One of the interesting aspects of Microsoft's long-running pursuit of Yahoo has been the potential knock-on effects for open source. Although the company doesn't make much of the fact, it uses a lot of free software, and has helped open source projects by employing some of the top hackers.
The prospect of Microsoft controlling that activity was worrying enough, but in the light of its apparent failure to convince Yahoo to be acquired, here's another troubling thought:
Today’s news is that three more of Yahoo’s best executives are leaving the company: Qi Lu, Brad Garlinghouse and Vish Makhijani. That follows the departure of two executive vice presidents, Jeff Weiner and Usama Fayyad.
All this leaves particular disarray in the half of Yahoo that builds services for users. Mr. Weiner headed that area. Two of its key groups are search, run by Mr. Makhijani, and e-mail and other communications products, run by Mr. Garlinghouse.

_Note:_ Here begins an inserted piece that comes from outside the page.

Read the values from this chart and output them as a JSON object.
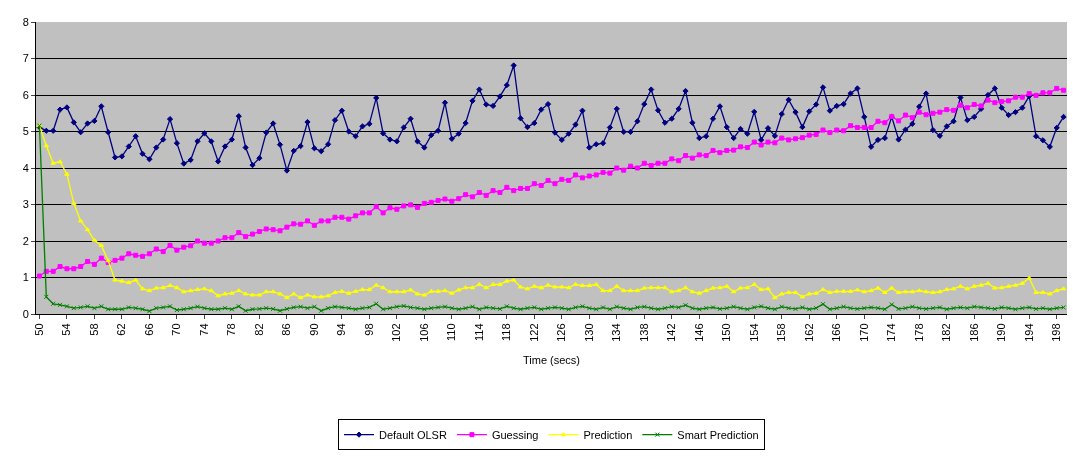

More relevantly for open source, Jeremy Zawodny, one of the top MySQL experts, and the leading open source evangelist within Yahoo, has also left.

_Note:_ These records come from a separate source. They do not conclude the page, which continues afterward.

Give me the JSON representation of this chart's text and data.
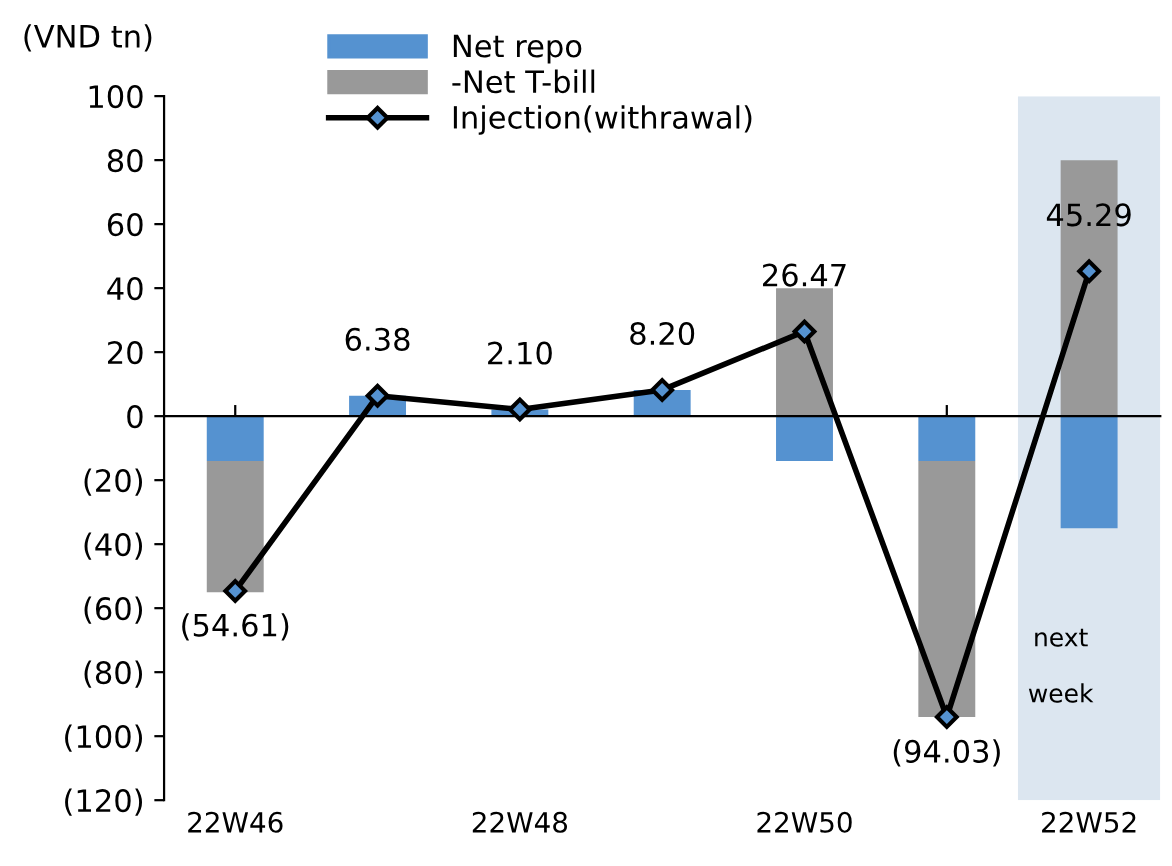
{
  "chart_data": {
    "type": "bar",
    "stacked": true,
    "ylabel": "(VND tn)",
    "categories": [
      "22W46",
      null,
      "22W48",
      null,
      "22W50",
      null,
      "22W52"
    ],
    "series": [
      {
        "name": "Net repo",
        "color": "#5592d0",
        "values": [
          -14,
          6.4,
          2.1,
          8.2,
          -14,
          -14,
          -35
        ]
      },
      {
        "name": "-Net T-bill",
        "color": "#999999",
        "values": [
          -41,
          0,
          0,
          0,
          40,
          -80,
          80
        ]
      },
      {
        "name": "Injection(withrawal)",
        "type": "line",
        "color": "#000000",
        "marker": "diamond",
        "line_style": "solid",
        "values": [
          -54.61,
          6.38,
          2.1,
          8.2,
          26.47,
          -94.03,
          45.29
        ],
        "value_labels": [
          "(54.61)",
          "6.38",
          "2.10",
          "8.20",
          "26.47",
          "(94.03)",
          "45.29"
        ]
      }
    ],
    "bands": [
      {
        "axis": "x",
        "from": "22W52",
        "to": "22W52",
        "label": "next\n\nweek",
        "color": "#dce6f0"
      }
    ],
    "ylim": [
      -120,
      100
    ],
    "yticks": [
      {
        "value": -120,
        "label": "(120)"
      },
      {
        "value": -100,
        "label": "(100)"
      },
      {
        "value": -80,
        "label": "(80)"
      },
      {
        "value": -60,
        "label": "(60)"
      },
      {
        "value": -40,
        "label": "(40)"
      },
      {
        "value": -20,
        "label": "(20)"
      },
      0,
      20,
      40,
      60,
      80,
      100
    ],
    "legend": "top"
  }
}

What this means is that the situation for hackers at Yahoo is getting worse, which is likely to lead to more haemorrhaging of coding talent, making things yet worse, which is likely to lead to – well, you get the picture: Yahoo might simply bleed metaphorically to death.
Of course, good programmers will find jobs elsewhere, so it's probably not a huge problem as far as the individuals are concerned, but I wonder whether there might be a negative effect on open source at a higher level, in terms of supporting existing or new open source projects. Losing a major supporter of free software – albeit one that hasn't shouted about it from the rooftops – can't be good for the open source ecosystem. Whether Yahoo finally cracks and agrees to be bought, or simply cracks up, it's looking as if Microsoft will come out smiling.